University of Chicago
This course will bring together theories and methods associated with visual culture & literary studies in order to investigate a range of modern and contemporary novels that make use of visual media. We will be reading work by André Breton, Kurt Vonnegut, Ishmael Reed, Kathy Acker, W.S. Sebald, Barbara Browning, and Valeria Luiselli .The questions we will be asking include: How do pictures help tell stories? What kind of stories need pictures? What kinds of relationships between practices of looking and reading are established by intermedial novels? What relation to the world beyond the pages of the novel do images help stage? What kind of reader does the novelist who uses images anticipate or desire? How is the theme of desire developed in the novel itself? Students who take this course will learn to use formal analysis to explore intersections of visual and verbal media.

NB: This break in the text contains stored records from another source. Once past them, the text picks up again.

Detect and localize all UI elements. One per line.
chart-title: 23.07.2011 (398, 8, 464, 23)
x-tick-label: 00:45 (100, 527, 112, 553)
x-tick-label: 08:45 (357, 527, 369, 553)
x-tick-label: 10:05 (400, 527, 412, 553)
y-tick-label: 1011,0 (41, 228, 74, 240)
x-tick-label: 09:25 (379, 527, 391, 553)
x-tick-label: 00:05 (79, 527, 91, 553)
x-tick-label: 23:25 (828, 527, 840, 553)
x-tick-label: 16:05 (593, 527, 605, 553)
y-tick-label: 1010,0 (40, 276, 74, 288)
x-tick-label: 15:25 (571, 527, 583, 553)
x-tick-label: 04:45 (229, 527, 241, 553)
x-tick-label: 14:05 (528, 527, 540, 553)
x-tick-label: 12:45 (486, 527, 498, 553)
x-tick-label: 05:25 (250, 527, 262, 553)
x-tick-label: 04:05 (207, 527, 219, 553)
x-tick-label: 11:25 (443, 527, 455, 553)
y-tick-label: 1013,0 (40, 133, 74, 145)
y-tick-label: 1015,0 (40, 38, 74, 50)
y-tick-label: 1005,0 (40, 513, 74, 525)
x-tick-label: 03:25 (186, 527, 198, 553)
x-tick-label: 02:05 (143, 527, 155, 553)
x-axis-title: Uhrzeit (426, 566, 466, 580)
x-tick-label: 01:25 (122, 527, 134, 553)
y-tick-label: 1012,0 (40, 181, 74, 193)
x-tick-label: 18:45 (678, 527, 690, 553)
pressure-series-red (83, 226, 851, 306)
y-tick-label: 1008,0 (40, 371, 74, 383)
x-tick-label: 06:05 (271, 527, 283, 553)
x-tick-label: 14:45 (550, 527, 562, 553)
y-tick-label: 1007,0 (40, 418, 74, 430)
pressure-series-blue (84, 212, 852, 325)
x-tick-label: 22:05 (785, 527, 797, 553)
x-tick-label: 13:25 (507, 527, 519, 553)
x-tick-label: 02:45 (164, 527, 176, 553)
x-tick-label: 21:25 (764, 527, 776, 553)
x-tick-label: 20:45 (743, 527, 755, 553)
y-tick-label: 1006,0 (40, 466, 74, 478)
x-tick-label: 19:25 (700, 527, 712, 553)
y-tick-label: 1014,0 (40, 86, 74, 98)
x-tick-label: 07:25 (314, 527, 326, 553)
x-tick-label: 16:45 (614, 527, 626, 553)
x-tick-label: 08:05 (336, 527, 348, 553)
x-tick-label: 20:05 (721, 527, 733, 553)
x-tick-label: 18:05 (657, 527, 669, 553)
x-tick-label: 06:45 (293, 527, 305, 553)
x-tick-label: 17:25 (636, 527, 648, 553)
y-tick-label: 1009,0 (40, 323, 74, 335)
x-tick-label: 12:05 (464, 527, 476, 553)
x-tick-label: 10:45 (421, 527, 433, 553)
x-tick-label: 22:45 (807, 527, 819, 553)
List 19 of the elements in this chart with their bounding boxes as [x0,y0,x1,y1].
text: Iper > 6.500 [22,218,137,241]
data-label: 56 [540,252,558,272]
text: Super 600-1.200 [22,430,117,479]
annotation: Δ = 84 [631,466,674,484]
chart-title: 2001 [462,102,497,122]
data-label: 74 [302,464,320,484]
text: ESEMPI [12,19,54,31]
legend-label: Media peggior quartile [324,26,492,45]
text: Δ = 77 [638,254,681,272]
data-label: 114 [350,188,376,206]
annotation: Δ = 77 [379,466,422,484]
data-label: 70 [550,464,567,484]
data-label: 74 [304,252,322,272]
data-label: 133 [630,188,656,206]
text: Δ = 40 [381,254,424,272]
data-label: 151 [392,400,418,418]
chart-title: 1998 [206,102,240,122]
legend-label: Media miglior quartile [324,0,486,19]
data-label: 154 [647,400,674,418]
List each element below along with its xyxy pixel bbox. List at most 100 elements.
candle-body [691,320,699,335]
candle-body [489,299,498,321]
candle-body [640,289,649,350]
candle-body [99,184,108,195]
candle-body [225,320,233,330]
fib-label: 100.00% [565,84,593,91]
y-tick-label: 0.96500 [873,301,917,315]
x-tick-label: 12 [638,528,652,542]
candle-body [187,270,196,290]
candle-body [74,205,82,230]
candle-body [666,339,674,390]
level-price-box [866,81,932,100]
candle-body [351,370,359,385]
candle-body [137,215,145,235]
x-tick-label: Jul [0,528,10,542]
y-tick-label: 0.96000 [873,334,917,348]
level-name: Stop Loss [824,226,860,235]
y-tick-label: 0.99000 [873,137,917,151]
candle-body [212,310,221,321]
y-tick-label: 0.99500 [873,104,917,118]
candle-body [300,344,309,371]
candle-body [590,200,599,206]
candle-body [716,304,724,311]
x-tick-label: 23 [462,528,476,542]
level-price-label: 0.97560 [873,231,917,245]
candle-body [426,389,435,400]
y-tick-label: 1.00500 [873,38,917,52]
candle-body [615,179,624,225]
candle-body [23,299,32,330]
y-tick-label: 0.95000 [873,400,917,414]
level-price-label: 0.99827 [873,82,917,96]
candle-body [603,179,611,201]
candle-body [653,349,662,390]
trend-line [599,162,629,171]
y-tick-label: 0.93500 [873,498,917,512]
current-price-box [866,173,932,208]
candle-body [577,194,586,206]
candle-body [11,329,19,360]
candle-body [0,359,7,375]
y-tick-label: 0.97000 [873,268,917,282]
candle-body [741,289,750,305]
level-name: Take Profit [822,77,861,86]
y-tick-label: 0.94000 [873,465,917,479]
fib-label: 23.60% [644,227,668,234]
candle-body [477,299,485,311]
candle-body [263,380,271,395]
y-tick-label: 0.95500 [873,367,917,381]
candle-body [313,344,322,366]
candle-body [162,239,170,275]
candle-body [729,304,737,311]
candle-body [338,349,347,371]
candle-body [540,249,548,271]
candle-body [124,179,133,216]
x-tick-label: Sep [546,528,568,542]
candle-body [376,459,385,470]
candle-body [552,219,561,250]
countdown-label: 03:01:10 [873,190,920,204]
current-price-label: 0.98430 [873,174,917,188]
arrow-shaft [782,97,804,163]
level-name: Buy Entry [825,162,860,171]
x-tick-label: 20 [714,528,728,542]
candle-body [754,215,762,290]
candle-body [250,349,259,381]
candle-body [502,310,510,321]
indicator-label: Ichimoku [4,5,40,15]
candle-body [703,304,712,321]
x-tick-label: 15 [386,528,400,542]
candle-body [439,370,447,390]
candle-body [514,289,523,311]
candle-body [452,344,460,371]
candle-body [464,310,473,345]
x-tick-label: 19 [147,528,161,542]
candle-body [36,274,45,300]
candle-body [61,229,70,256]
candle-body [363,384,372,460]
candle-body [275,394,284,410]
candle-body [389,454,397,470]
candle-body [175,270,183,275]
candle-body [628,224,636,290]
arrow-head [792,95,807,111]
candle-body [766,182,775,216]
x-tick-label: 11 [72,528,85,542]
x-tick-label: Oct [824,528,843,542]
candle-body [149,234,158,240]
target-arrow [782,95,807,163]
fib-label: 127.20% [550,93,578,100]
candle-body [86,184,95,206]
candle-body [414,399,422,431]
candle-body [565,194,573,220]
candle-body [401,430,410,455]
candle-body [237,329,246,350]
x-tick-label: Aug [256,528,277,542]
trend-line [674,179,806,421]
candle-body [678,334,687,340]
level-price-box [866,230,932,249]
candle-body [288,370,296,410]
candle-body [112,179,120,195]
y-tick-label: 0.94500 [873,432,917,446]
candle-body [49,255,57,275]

Winter 2019 "‘Bad’ Taste: Camp, Kitsch, and More."
University of Chicago
This course explores the politics of ‘bad’ taste by carefully investigating scenes of aesthetic pleasure—and displeasure— with orthogonal, if not oppositional, relations to traditional Anglo-American artistic standards. Taking Susan Sontag’s famous 1964 essay as a starting point and moving forwards and backwards in time, students will be asked to study critical texts and works of art having to do with kitsch, camp, racial or afro-kitsch, rasquachismo, and the middlebrow. In each of these cases, the relation between aesthetics and group identities based in gender, sexuality, ethnicity, nationality, and race will be examined. Students who take this course will learn to use formal analysis to interrogate connections between particular works of art and aesthetic categories associated with discrete sociopolitical positions.